A church losing out to secularism, a shaky Mayor aiming at a second term and a controversial transport company. What have these things in common? An evangelization strategy burdening a badly strapped-for-cash municipality, namely Rome.
On the occasion of Pope Francis’s inauguration, on Tuesday March 19th, Rome’s mayor, Gianni Alemanno, decided, in agreement with the Prefect and the Police Commissioner, to allow free travel on the underground system from 5:30 am to 2:00 pm, tapping into the Prime Minister’s funds. The declared purpose was to mitigate any inconvenience to regular traffic and to implement safety. On the same day, city buses were decorated with Vatican City flags fluttering next to the Rome Capital logo. Even screens in the underground and bus stations recurrently broadcast an ad with the message “Let’s welcome Rome’s bishop”.
ATAC, the Roman public transport company, decided to print a million tickets with the pope’s effigy. Its CEO, Roberto Diacetti, is really satisfied with the initiative, which “ideally follows in the wake of what we did for John Paul II’s beatification”. “We thank the Vicariate for accepting our offer”, he adds, “and we hope to identify new, equally satisfying forms of collaboration in the future”. The love affair between Roman institutions and the church seems to endure, with the tendency of the former to bow down to the Vatican.
These are the priorities of a company affected, among other things, by severe management issues, and facing corruption allegations soon to involve Alemanno himself. In a huge city with an inadequate transport network and widespread malfunctions, Atac is concealing problems behind such swaggering, capitalising on the pope’s smiley face.
This is yet another untimely initiative, exposing an institution’s partiality for religion, paid for with public money, it goes without saying. Secularists like us can decry the matter and manifest our disagreement, but we are not allowed any further action. The Mayor, for the recently concluded conclave, asked 4.5 million Euros to Mario Monti’s government. With new elections coming up in May, and an unlikely reconfirmation to a second term, the Mayor seems to be turning more actively to the Vatican to get support against his stronger opponents, in particular the candidates of the Democratic Party (PD) e and the 5 Star Movement (M5S, the “Grillini”).

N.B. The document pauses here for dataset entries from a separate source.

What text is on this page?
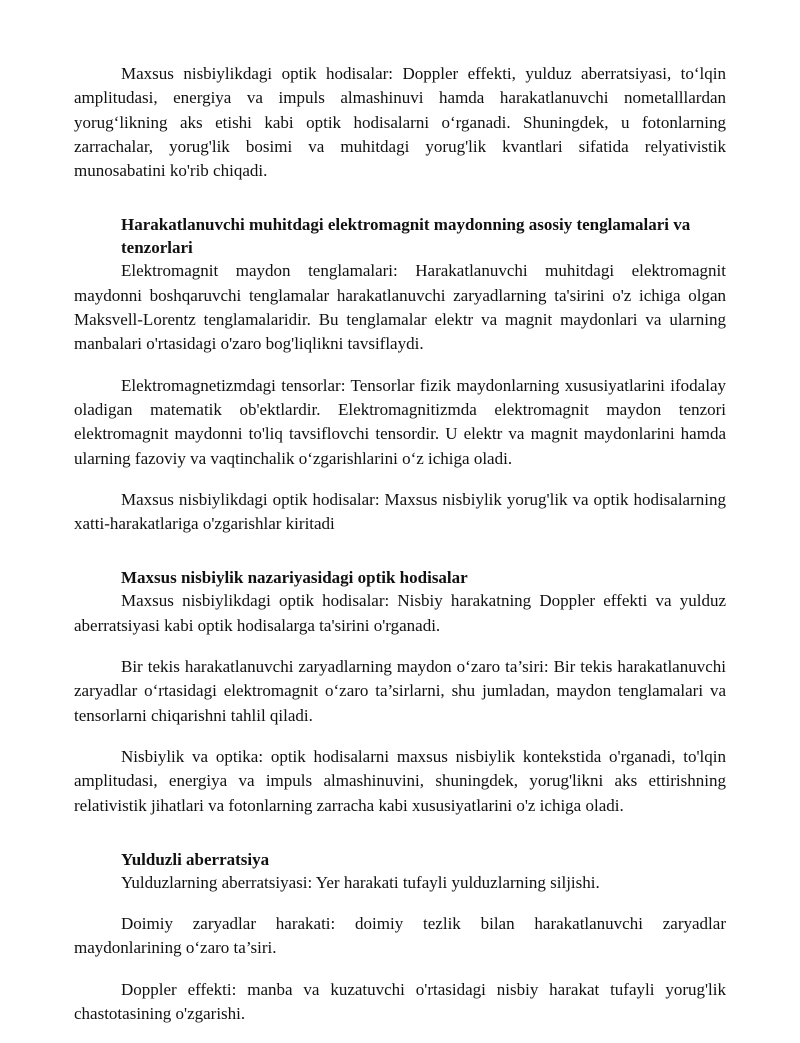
Maxsus nisbiylikdagi optik hodisalar: Doppler effekti, yulduz aberratsiyasi, to‘lqin amplitudasi, energiya va impuls almashinuvi hamda harakatlanuvchi nometalllardan yorug‘likning aks etishi kabi optik hodisalarni o‘rganadi. Shuningdek, u fotonlarning zarrachalar, yorug'lik bosimi va muhitdagi yorug'lik kvantlari sifatida relyativistik munosabatini ko'rib chiqadi.

Harakatlanuvchi muhitdagi elektromagnit maydonning asosiy tenglamalari va tenzorlari

Elektromagnit maydon tenglamalari: Harakatlanuvchi muhitdagi elektromagnit maydonni boshqaruvchi tenglamalar harakatlanuvchi zaryadlarning ta'sirini o'z ichiga olgan Maksvell-Lorentz tenglamalaridir. Bu tenglamalar elektr va magnit maydonlari va ularning manbalari o'rtasidagi o'zaro bog'liqlikni tavsiflaydi.

Elektromagnetizmdagi tensorlar: Tensorlar fizik maydonlarning xususiyatlarini ifodalay oladigan matematik ob'ektlardir. Elektromagnitizmda elektromagnit maydon tenzori elektromagnit maydonni to'liq tavsiflovchi tensordir. U elektr va magnit maydonlarini hamda ularning fazoviy va vaqtinchalik o‘zgarishlarini o‘z ichiga oladi.

Maxsus nisbiylikdagi optik hodisalar: Maxsus nisbiylik yorug'lik va optik hodisalarning xatti-harakatlariga o'zgarishlar kiritadi

Maxsus nisbiylik nazariyasidagi optik hodisalar

Maxsus nisbiylikdagi optik hodisalar: Nisbiy harakatning Doppler effekti va yulduz aberratsiyasi kabi optik hodisalarga ta'sirini o'rganadi.

Bir tekis harakatlanuvchi zaryadlarning maydon o‘zaro ta’siri: Bir tekis harakatlanuvchi zaryadlar o‘rtasidagi elektromagnit o‘zaro ta’sirlarni, shu jumladan, maydon tenglamalari va tensorlarni chiqarishni tahlil qiladi.

Nisbiylik va optika: optik hodisalarni maxsus nisbiylik kontekstida o'rganadi, to'lqin amplitudasi, energiya va impuls almashinuvini, shuningdek, yorug'likni aks ettirishning relativistik jihatlari va fotonlarning zarracha kabi xususiyatlarini o'z ichiga oladi.

Yulduzli aberratsiya

Yulduzlarning aberratsiyasi: Yer harakati tufayli yulduzlarning siljishi.

Doimiy zaryadlar harakati: doimiy tezlik bilan harakatlanuvchi zaryadlar maydonlarining o‘zaro ta’siri.

Doppler effekti: manba va kuzatuvchi o'rtasidagi nisbiy harakat tufayli yorug'lik chastotasining o'zgarishi.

As a conservative and a traditionalist, mayor Alemanno has never made a secret of his penchant for the most backward factions of Catholicism. Last May he even went as far as giving his patronage to a no-choice rally of anti-abortion fundamentalists, showing up personally with his mayoral sash. He is often seen at events organised in collaboration with the Church, even when these are explicitly aimed at promoting evangelization (a recent one was called “Ten Commandments in the square”).
It really seems that, with a post-fascist Mayor, Rome is back to the pomp of Mussolini’s Conciliation treaties. The balance of Alemanno’s five-year administration is almost entirely made of shadows, but in the Holy Palaces this is not something to worry about: if their light is the only one to shine, all the better.